# ECU Reflash?



## Altima_SE-R (Feb 15, 2007)

So I drive an Automatic SER and I know that Technosquare will reflash, and this will raise the redline. They also say they cant change shift points. Does this mean I wont be able to take advantage of the extra RPMs?


----------



## cdmorenot (Dec 22, 2005)

Altima_SE-R said:


> So I drive an Automatic SER and I know that Technosquare will reflash, and this will raise the redline. They also say they cant change shift points. Does this mean I wont be able to take advantage of the extra RPMs?


the shift points are in the shift delay box.... you have to pull the tranny for that...


my friend just got his FX45 done at level 10 performance transmissions in hamburg new jersey... 

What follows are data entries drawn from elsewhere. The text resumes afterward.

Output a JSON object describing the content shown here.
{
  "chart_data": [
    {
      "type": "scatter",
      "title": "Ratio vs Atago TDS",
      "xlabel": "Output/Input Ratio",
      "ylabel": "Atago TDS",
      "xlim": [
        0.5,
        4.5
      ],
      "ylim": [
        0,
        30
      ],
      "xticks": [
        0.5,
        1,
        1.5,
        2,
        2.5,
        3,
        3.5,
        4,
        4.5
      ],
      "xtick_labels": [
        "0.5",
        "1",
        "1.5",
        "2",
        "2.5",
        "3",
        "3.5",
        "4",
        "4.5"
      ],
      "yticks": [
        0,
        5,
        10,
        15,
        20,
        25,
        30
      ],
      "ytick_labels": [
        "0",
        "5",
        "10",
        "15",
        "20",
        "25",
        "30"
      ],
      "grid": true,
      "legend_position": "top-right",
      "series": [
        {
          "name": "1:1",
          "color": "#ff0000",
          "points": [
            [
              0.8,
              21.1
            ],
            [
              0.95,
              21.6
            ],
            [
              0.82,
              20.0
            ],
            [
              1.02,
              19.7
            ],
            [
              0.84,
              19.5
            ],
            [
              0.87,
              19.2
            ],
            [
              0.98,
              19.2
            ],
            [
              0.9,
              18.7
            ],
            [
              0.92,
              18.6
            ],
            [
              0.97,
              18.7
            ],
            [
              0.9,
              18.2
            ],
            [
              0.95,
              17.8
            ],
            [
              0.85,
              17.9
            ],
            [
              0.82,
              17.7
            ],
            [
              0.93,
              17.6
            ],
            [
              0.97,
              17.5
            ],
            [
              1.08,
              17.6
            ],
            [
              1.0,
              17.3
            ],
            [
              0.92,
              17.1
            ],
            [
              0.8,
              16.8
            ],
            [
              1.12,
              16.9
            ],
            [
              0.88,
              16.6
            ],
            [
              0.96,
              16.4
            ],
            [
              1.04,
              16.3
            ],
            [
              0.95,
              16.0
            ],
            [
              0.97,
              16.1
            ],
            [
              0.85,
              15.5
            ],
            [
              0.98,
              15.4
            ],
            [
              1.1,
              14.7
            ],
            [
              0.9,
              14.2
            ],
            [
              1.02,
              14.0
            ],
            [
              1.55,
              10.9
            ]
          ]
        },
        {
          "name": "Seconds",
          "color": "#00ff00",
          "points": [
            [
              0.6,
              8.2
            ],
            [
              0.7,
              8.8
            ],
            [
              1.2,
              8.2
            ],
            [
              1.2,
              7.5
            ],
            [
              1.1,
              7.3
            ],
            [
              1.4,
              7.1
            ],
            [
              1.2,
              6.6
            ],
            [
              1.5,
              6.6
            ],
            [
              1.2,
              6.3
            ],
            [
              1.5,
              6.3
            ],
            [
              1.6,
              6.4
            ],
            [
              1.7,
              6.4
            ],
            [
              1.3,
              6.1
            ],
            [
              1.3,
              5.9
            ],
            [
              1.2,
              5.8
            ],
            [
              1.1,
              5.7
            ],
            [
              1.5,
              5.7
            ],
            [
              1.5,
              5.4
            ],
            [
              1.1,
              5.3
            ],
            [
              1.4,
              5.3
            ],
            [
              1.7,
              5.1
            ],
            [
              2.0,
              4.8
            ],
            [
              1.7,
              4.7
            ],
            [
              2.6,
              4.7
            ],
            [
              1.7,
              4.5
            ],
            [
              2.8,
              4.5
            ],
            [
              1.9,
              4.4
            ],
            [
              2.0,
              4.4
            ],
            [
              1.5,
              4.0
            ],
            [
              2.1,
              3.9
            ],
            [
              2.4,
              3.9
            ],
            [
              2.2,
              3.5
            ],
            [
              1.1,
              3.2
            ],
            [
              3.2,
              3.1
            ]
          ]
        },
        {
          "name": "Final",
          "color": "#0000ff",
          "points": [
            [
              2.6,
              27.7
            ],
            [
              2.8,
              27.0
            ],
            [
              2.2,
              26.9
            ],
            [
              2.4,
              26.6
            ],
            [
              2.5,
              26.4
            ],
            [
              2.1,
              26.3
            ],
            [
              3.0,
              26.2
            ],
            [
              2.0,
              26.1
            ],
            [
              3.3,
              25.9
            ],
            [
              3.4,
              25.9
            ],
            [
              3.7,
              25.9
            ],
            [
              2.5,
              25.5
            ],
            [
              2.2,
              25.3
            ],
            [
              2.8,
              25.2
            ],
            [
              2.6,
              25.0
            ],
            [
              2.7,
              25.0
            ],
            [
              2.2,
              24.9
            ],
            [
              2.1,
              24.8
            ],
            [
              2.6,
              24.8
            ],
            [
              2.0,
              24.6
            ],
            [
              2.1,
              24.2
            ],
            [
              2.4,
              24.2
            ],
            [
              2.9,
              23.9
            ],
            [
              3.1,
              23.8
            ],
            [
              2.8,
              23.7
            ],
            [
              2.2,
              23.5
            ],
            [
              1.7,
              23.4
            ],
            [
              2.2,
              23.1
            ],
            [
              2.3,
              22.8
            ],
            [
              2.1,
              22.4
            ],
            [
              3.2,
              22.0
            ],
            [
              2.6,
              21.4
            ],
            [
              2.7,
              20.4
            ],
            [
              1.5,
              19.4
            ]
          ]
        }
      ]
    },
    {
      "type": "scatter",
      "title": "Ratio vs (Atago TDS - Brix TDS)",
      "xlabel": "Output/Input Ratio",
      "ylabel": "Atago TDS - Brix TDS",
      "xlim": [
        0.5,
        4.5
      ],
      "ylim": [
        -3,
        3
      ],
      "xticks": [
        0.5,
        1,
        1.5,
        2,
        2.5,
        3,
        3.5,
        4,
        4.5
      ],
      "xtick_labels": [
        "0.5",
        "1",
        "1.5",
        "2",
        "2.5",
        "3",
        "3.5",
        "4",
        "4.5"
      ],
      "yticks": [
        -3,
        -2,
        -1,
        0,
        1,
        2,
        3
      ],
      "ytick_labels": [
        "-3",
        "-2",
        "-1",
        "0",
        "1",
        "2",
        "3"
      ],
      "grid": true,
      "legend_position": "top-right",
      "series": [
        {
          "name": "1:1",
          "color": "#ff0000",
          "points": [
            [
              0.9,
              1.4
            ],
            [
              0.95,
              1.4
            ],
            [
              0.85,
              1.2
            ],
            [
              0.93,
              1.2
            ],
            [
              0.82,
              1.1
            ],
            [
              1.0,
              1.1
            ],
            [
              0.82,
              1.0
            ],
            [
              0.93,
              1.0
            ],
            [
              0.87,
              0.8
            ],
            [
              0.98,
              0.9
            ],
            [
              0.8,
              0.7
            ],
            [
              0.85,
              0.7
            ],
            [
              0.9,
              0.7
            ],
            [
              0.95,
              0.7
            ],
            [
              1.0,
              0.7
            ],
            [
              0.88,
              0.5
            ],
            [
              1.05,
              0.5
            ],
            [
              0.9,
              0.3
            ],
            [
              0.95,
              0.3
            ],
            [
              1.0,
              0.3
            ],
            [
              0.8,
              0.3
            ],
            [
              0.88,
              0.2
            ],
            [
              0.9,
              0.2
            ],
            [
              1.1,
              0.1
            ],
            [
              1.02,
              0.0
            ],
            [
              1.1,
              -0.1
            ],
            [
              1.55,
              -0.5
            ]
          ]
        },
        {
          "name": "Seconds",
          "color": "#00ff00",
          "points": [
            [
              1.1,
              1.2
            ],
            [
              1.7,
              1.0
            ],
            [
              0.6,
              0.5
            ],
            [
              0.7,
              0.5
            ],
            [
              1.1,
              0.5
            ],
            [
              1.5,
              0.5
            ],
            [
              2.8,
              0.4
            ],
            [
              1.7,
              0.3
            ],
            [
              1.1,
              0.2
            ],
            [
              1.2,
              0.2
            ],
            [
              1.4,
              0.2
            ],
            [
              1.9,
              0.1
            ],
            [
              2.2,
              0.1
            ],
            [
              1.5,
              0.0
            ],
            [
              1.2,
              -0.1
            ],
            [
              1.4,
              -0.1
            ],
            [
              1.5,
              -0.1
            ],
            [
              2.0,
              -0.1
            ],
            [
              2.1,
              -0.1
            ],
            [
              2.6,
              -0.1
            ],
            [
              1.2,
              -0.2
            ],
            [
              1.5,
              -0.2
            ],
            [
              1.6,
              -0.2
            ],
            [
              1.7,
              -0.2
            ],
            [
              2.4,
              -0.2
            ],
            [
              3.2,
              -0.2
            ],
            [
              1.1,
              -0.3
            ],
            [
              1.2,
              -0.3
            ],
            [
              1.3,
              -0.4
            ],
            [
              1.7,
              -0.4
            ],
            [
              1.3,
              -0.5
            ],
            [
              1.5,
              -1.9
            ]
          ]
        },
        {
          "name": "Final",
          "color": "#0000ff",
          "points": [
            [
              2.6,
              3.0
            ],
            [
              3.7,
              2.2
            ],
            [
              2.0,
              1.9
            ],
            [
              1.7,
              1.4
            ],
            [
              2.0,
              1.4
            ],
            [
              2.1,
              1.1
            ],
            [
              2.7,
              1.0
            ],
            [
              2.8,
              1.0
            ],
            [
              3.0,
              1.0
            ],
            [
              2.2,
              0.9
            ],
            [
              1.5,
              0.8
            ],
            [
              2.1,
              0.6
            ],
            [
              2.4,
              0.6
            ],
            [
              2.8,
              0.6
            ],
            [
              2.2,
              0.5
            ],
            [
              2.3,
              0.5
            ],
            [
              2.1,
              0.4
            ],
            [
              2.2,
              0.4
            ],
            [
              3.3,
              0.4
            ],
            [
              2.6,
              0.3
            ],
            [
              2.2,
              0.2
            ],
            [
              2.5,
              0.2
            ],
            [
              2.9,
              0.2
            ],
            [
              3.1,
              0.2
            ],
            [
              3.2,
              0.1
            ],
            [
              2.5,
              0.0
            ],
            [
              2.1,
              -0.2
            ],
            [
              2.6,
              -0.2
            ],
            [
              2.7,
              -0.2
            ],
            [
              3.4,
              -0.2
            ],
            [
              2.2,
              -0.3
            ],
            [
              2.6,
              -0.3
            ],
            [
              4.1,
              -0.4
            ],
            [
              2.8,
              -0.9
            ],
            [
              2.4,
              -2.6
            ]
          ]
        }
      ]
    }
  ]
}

he got the monster transmission package... lots of money but the FX is now a bat out of hell... no delay on point shifts...


----------



## adragone1028 (Apr 28, 2007)

Altima_SE-R said:


> So I drive an Automatic SER and I know that Technosquare will reflash, and this will raise the redline. They also say they cant change shift points. Does this mean I wont be able to take advantage of the extra RPMs?


I called up technosquare and I was told that they cannot change their shift points for an automatic. I was told that if you have it in tip-tronic then it will shift at 7100 instead of 6600. This doesn't really make sense to me. It seems that if you have automatic and get the reflash, it will only change the rpm to 7100 when you are in tip-tronic. If you get the reflash, make sure you verify that there is actually a change.


----------



## cdmorenot (Dec 22, 2005)

adragone1028 said:


> I called up technosquare and I was told that they cannot change their shift points for an automatic. I was told that if you have it in tip-tronic then it will shift at 7100 instead of 6600. This doesn't really make sense to me. It seems that if you have automatic and get the reflash, it will only change the rpm to 7100 when you are in tip-tronic. If you get the reflash, make sure you verify that there is actually a change.



they raise the rev limiter from 6600 to 7100 i don't think they say anything about changing the shift points.....


----------



## Altima_SE-R (Feb 15, 2007)

cdmorenot said:


> they raise the rev limiter from 6600 to 7100 i don't think they say anything about changing the shift points.....


If you look in the FAQ section it mentions it. but it doesnt go much further than that.


----------